LLMServingSim 2.0: A Unified Simulator for Heterogeneous and Disaggregated LLM Serving Infrastructure

TL;DR

LLMServingSim 2.0 is a comprehensive, runtime-driven simulator that models the complex interactions in heterogeneous and disaggregated LLM serving systems, aiding system design and optimization.

Contribution

It introduces a unified, extensible simulation framework that captures hardware-software interactions in LLM serving, supporting diverse accelerators and memory systems.

Findings

Accurately reproduces key performance metrics with less than 1% error.

Maintains practical simulation times of around 10 minutes.

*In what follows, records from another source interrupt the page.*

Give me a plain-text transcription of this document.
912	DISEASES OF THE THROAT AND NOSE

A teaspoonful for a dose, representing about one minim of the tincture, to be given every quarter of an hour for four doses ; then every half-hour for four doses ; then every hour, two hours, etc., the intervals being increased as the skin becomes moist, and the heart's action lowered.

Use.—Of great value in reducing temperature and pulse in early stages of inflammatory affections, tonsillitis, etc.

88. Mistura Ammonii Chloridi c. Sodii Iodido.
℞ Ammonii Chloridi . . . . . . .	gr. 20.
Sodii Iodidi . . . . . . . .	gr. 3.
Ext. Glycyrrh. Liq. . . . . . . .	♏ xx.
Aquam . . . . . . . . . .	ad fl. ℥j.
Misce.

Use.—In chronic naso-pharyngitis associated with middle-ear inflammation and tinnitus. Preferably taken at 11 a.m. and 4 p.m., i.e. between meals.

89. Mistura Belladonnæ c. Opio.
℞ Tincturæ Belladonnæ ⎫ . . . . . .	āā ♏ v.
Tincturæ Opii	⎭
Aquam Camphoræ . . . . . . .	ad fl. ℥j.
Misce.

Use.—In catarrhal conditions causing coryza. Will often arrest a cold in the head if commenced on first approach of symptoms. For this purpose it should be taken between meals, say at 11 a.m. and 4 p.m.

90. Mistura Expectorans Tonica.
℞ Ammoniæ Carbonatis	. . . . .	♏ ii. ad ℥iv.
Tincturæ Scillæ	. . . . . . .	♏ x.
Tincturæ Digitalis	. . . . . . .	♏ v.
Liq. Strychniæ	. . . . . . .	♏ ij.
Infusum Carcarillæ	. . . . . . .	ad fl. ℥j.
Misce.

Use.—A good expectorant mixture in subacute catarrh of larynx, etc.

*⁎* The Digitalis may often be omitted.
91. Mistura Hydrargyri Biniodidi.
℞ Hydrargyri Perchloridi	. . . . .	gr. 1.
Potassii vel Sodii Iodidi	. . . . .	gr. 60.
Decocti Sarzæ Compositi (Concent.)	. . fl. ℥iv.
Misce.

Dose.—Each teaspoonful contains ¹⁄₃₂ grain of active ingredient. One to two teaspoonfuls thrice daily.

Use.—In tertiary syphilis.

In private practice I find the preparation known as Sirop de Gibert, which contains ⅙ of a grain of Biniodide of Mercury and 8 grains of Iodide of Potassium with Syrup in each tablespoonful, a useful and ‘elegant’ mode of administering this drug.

Enables systematic exploration of hardware-software co-design for LLM serving.

Abstract

Large language model (LLM) serving infrastructures are undergoing a shift toward heterogeneity and disaggregation. Modern deployments increasingly integrate diverse accelerators and near-memory processing technologies, introducing significant hardware heterogeneity, while system software increasingly separates computation, memory, and model components across distributed resources to improve scalability and efficiency. As a result, LLM serving performance is no longer determined by hardware or software choices in isolation, but by their runtime interaction through scheduling, data movement, and interconnect behavior. However, understanding these interactions remains challenging, as existing simulators lack the ability to jointly model heterogeneous hardware and disaggregated serving techniques within a unified, runtime-driven framework. This paper presents LLMServingSim 2.0, a unified system-level simulator designed to make runtime-driven hardware-software interactions in heterogeneous and disaggregated LLM serving infrastructures explicit and analyzable. LLMServingSim 2.0 embeds serving decisions and hardware behavior into a single runtime loop, enabling interaction-aware modeling of batching, routing, offloading, memory, and power. The simulator supports extensible integration of emerging accelerators and memory systems through profile-based modeling, while capturing dynamic serving behavior and system-level effects. We validate LLMServingSim 2.0 against real deployments, showing that it reproduces key performance, memory, and power metrics with an average error of 0.95%, while maintaining simulation times of around 10 minutes even for complex configurations. These results demonstrate that LLMServingSim 2.0 provides a practical bridge between hardware innovation and serving-system design, enabling systematic exploration and co-design for next-generation LLM serving infrastructures.